En parallèle, comme Marie-Josée a trop souffert du manque d’information pendant de nombreuses années, elle s’est formée en éducation thérapeutique du patient pour aider les autres. Elle s’implique de façon croissante dans la vie associative et collabore avec l’Association BPCO. « J’ai participé à la création d’une heure d’activité physique adaptée à Cenon à côté de Bordeaux subventionnée par Gironde Département et portée par l’US Cenon. J’ai aussi créé une liste des lieux bordelais où réaliser son activité physique adaptée (APA) qui est distribuée pour le moment par le Centre d’Education Thérapeutique de Bordeaux Aquitaine (CETBA) et en ligne sur le site de l’Association BPCO**. Les situations compliquées où les patients doivent se battre sont fréquentes.
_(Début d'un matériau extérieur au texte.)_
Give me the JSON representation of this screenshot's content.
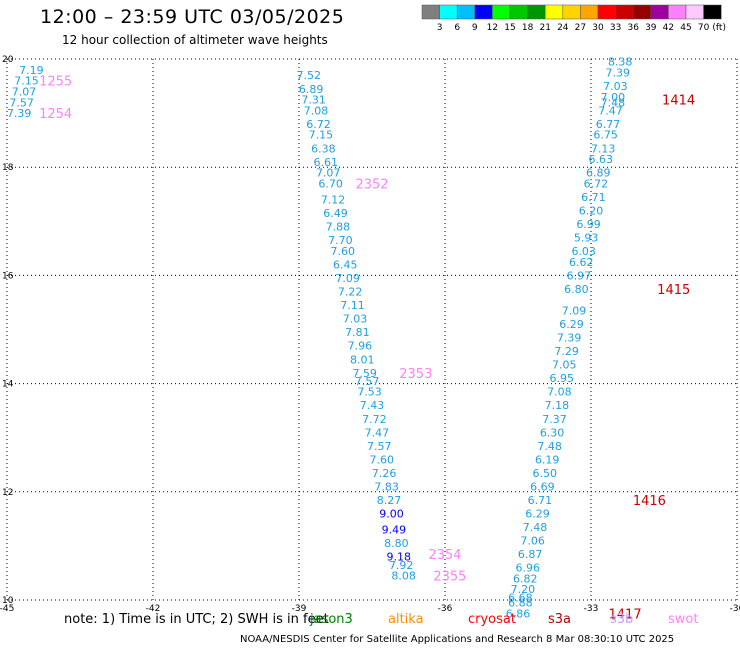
{
  "header": {
    "title": "12:00 – 23:59 UTC 03/05/2025",
    "subtitle": "12 hour collection of altimeter wave heights"
  },
  "colorbar": {
    "unit": "(ft)",
    "ticks": [
      "3",
      "6",
      "9",
      "12",
      "15",
      "18",
      "21",
      "24",
      "27",
      "30",
      "33",
      "36",
      "39",
      "42",
      "45",
      "70"
    ],
    "colors": [
      "#7f7f7f",
      "#00ffff",
      "#00bfff",
      "#0000ff",
      "#00ff00",
      "#00c800",
      "#009600",
      "#ffff00",
      "#ffd200",
      "#ffa500",
      "#ff0000",
      "#c80000",
      "#960000",
      "#a000a0",
      "#ff80ff",
      "#ffc8ff",
      "#000000"
    ]
  },
  "footer": {
    "note": "note:  1) Time is in UTC; 2) SWH is in feet",
    "satellites": [
      {
        "name": "jason3",
        "color": "#007f00"
      },
      {
        "name": "altika",
        "color": "#ff8c00"
      },
      {
        "name": "cryosat",
        "color": "#ff0000"
      },
      {
        "name": "s3a",
        "color": "#b40000"
      },
      {
        "name": "s3b",
        "color": "#c8a0ff"
      },
      {
        "name": "swot",
        "color": "#ff80ff"
      }
    ],
    "credit": "NOAA/NESDIS Center for Satellite Applications and Research     8 Mar 08:30:10 UTC 2025"
  },
  "chart_data": {
    "type": "scatter",
    "title": "12:00 – 23:59 UTC 03/05/2025",
    "subtitle": "12 hour collection of altimeter wave heights",
    "xlim": [
      -45,
      -30
    ],
    "ylim": [
      10,
      20
    ],
    "xticks": [
      "-45",
      "-42",
      "-39",
      "-36",
      "-33",
      "-30"
    ],
    "yticks": [
      "10",
      "12",
      "14",
      "16",
      "18",
      "20"
    ],
    "grid": true,
    "tracks": [
      {
        "name": "track-1",
        "color": "#1ea0e0",
        "labels": [
          {
            "lon": -44.5,
            "lat": 19.8,
            "text": "7.19"
          },
          {
            "lon": -44.6,
            "lat": 19.6,
            "text": "7.15"
          },
          {
            "lon": -44.65,
            "lat": 19.4,
            "text": "7.07"
          },
          {
            "lon": -44.7,
            "lat": 19.2,
            "text": "7.57"
          },
          {
            "lon": -44.75,
            "lat": 19.0,
            "text": "7.39"
          }
        ]
      },
      {
        "name": "track-2",
        "color": "#1ea0e0",
        "labels": [
          {
            "lon": -38.8,
            "lat": 19.7,
            "text": "7.52"
          },
          {
            "lon": -38.75,
            "lat": 19.45,
            "text": "6.89"
          },
          {
            "lon": -38.7,
            "lat": 19.25,
            "text": "7.31"
          },
          {
            "lon": -38.65,
            "lat": 19.05,
            "text": "7.08"
          },
          {
            "lon": -38.6,
            "lat": 18.8,
            "text": "6.72"
          },
          {
            "lon": -38.55,
            "lat": 18.6,
            "text": "7.15"
          },
          {
            "lon": -38.5,
            "lat": 18.35,
            "text": "6.38"
          },
          {
            "lon": -38.45,
            "lat": 18.1,
            "text": "6.61"
          },
          {
            "lon": -38.4,
            "lat": 17.9,
            "text": "7.07"
          },
          {
            "lon": -38.35,
            "lat": 17.7,
            "text": "6.70"
          },
          {
            "lon": -38.3,
            "lat": 17.4,
            "text": "7.12"
          },
          {
            "lon": -38.25,
            "lat": 17.15,
            "text": "6.49"
          },
          {
            "lon": -38.2,
            "lat": 16.9,
            "text": "7.88"
          },
          {
            "lon": -38.15,
            "lat": 16.65,
            "text": "7.70"
          },
          {
            "lon": -38.1,
            "lat": 16.45,
            "text": "7.60"
          },
          {
            "lon": -38.05,
            "lat": 16.2,
            "text": "6.45"
          },
          {
            "lon": -38.0,
            "lat": 15.95,
            "text": "7.09"
          },
          {
            "lon": -37.95,
            "lat": 15.7,
            "text": "7.22"
          },
          {
            "lon": -37.9,
            "lat": 15.45,
            "text": "7.11"
          },
          {
            "lon": -37.85,
            "lat": 15.2,
            "text": "7.03"
          },
          {
            "lon": -37.8,
            "lat": 14.95,
            "text": "7.81"
          },
          {
            "lon": -37.75,
            "lat": 14.7,
            "text": "7.96"
          },
          {
            "lon": -37.7,
            "lat": 14.45,
            "text": "8.01"
          },
          {
            "lon": -37.65,
            "lat": 14.2,
            "text": "7.59"
          },
          {
            "lon": -37.6,
            "lat": 14.05,
            "text": "7.57"
          },
          {
            "lon": -37.55,
            "lat": 13.85,
            "text": "7.53"
          },
          {
            "lon": -37.5,
            "lat": 13.6,
            "text": "7.43"
          },
          {
            "lon": -37.45,
            "lat": 13.35,
            "text": "7.72"
          },
          {
            "lon": -37.4,
            "lat": 13.1,
            "text": "7.47"
          },
          {
            "lon": -37.35,
            "lat": 12.85,
            "text": "7.57"
          },
          {
            "lon": -37.3,
            "lat": 12.6,
            "text": "7.60"
          },
          {
            "lon": -37.25,
            "lat": 12.35,
            "text": "7.26"
          },
          {
            "lon": -37.2,
            "lat": 12.1,
            "text": "7.83"
          },
          {
            "lon": -37.15,
            "lat": 11.85,
            "text": "8.27"
          },
          {
            "lon": -37.1,
            "lat": 11.6,
            "text": "9.00"
          },
          {
            "lon": -37.05,
            "lat": 11.3,
            "text": "9.49"
          },
          {
            "lon": -37.0,
            "lat": 11.05,
            "text": "8.80"
          },
          {
            "lon": -36.95,
            "lat": 10.8,
            "text": "9.18"
          },
          {
            "lon": -36.9,
            "lat": 10.65,
            "text": "7.92"
          },
          {
            "lon": -36.85,
            "lat": 10.45,
            "text": "8.08"
          }
        ]
      },
      {
        "name": "track-3",
        "color": "#1ea0e0",
        "labels": [
          {
            "lon": -32.4,
            "lat": 19.95,
            "text": "8.38"
          },
          {
            "lon": -32.45,
            "lat": 19.75,
            "text": "7.39"
          },
          {
            "lon": -32.5,
            "lat": 19.5,
            "text": "7.03"
          },
          {
            "lon": -32.55,
            "lat": 19.3,
            "text": "7.00"
          },
          {
            "lon": -32.55,
            "lat": 19.2,
            "text": "7.48"
          },
          {
            "lon": -32.6,
            "lat": 19.05,
            "text": "7.47"
          },
          {
            "lon": -32.65,
            "lat": 18.8,
            "text": "6.77"
          },
          {
            "lon": -32.7,
            "lat": 18.6,
            "text": "6.75"
          },
          {
            "lon": -32.75,
            "lat": 18.35,
            "text": "7.13"
          },
          {
            "lon": -32.8,
            "lat": 18.15,
            "text": "6.63"
          },
          {
            "lon": -32.85,
            "lat": 17.9,
            "text": "6.89"
          },
          {
            "lon": -32.9,
            "lat": 17.7,
            "text": "6.72"
          },
          {
            "lon": -32.95,
            "lat": 17.45,
            "text": "6.71"
          },
          {
            "lon": -33.0,
            "lat": 17.2,
            "text": "6.20"
          },
          {
            "lon": -33.05,
            "lat": 16.95,
            "text": "6.99"
          },
          {
            "lon": -33.1,
            "lat": 16.7,
            "text": "5.93"
          },
          {
            "lon": -33.15,
            "lat": 16.45,
            "text": "6.03"
          },
          {
            "lon": -33.2,
            "lat": 16.25,
            "text": "6.62"
          },
          {
            "lon": -33.25,
            "lat": 16.0,
            "text": "6.97"
          },
          {
            "lon": -33.3,
            "lat": 15.75,
            "text": "6.80"
          },
          {
            "lon": -33.35,
            "lat": 15.35,
            "text": "7.09"
          },
          {
            "lon": -33.4,
            "lat": 15.1,
            "text": "6.29"
          },
          {
            "lon": -33.45,
            "lat": 14.85,
            "text": "7.39"
          },
          {
            "lon": -33.5,
            "lat": 14.6,
            "text": "7.29"
          },
          {
            "lon": -33.55,
            "lat": 14.35,
            "text": "7.05"
          },
          {
            "lon": -33.6,
            "lat": 14.1,
            "text": "6.95"
          },
          {
            "lon": -33.65,
            "lat": 13.85,
            "text": "7.08"
          },
          {
            "lon": -33.7,
            "lat": 13.6,
            "text": "7.18"
          },
          {
            "lon": -33.75,
            "lat": 13.35,
            "text": "7.37"
          },
          {
            "lon": -33.8,
            "lat": 13.1,
            "text": "6.30"
          },
          {
            "lon": -33.85,
            "lat": 12.85,
            "text": "7.48"
          },
          {
            "lon": -33.9,
            "lat": 12.6,
            "text": "6.19"
          },
          {
            "lon": -33.95,
            "lat": 12.35,
            "text": "6.50"
          },
          {
            "lon": -34.0,
            "lat": 12.1,
            "text": "6.69"
          },
          {
            "lon": -34.05,
            "lat": 11.85,
            "text": "6.71"
          },
          {
            "lon": -34.1,
            "lat": 11.6,
            "text": "6.29"
          },
          {
            "lon": -34.15,
            "lat": 11.35,
            "text": "7.48"
          },
          {
            "lon": -34.2,
            "lat": 11.1,
            "text": "7.06"
          },
          {
            "lon": -34.25,
            "lat": 10.85,
            "text": "6.87"
          },
          {
            "lon": -34.3,
            "lat": 10.6,
            "text": "6.96"
          },
          {
            "lon": -34.35,
            "lat": 10.4,
            "text": "6.82"
          },
          {
            "lon": -34.4,
            "lat": 10.2,
            "text": "7.20"
          },
          {
            "lon": -34.45,
            "lat": 10.05,
            "text": "6.68"
          },
          {
            "lon": -34.45,
            "lat": 9.95,
            "text": "6.88"
          },
          {
            "lon": -34.5,
            "lat": 9.75,
            "text": "6.86"
          }
        ]
      }
    ],
    "annotations": [
      {
        "lon": -44.0,
        "lat": 19.6,
        "text": "1255",
        "color": "#ff80ff"
      },
      {
        "lon": -44.0,
        "lat": 19.0,
        "text": "1254",
        "color": "#ff80ff"
      },
      {
        "lon": -37.5,
        "lat": 17.7,
        "text": "2352",
        "color": "#ff80ff"
      },
      {
        "lon": -36.6,
        "lat": 14.2,
        "text": "2353",
        "color": "#ff80ff"
      },
      {
        "lon": -36.0,
        "lat": 10.85,
        "text": "2354",
        "color": "#ff80ff"
      },
      {
        "lon": -35.9,
        "lat": 10.45,
        "text": "2355",
        "color": "#ff80ff"
      },
      {
        "lon": -31.2,
        "lat": 19.25,
        "text": "1414",
        "color": "#cc0000"
      },
      {
        "lon": -31.3,
        "lat": 15.75,
        "text": "1415",
        "color": "#cc0000"
      },
      {
        "lon": -31.8,
        "lat": 11.85,
        "text": "1416",
        "color": "#cc0000"
      },
      {
        "lon": -32.3,
        "lat": 9.75,
        "text": "1417",
        "color": "#cc0000"
      }
    ]
  }
}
Pour apporter ma contribution, j’espère intégrer le cursus 2018-2019 de Patient-expert à l’Université des patients ».
Propos recueillis par Hélène Joubert.
*Un emphysème est une distension anormale du poumon qui ne revient pas à sa position de départ près l’inspiration, réduisant considérablement l’air expiré, limitant le moindre effort lorsqu’il est important.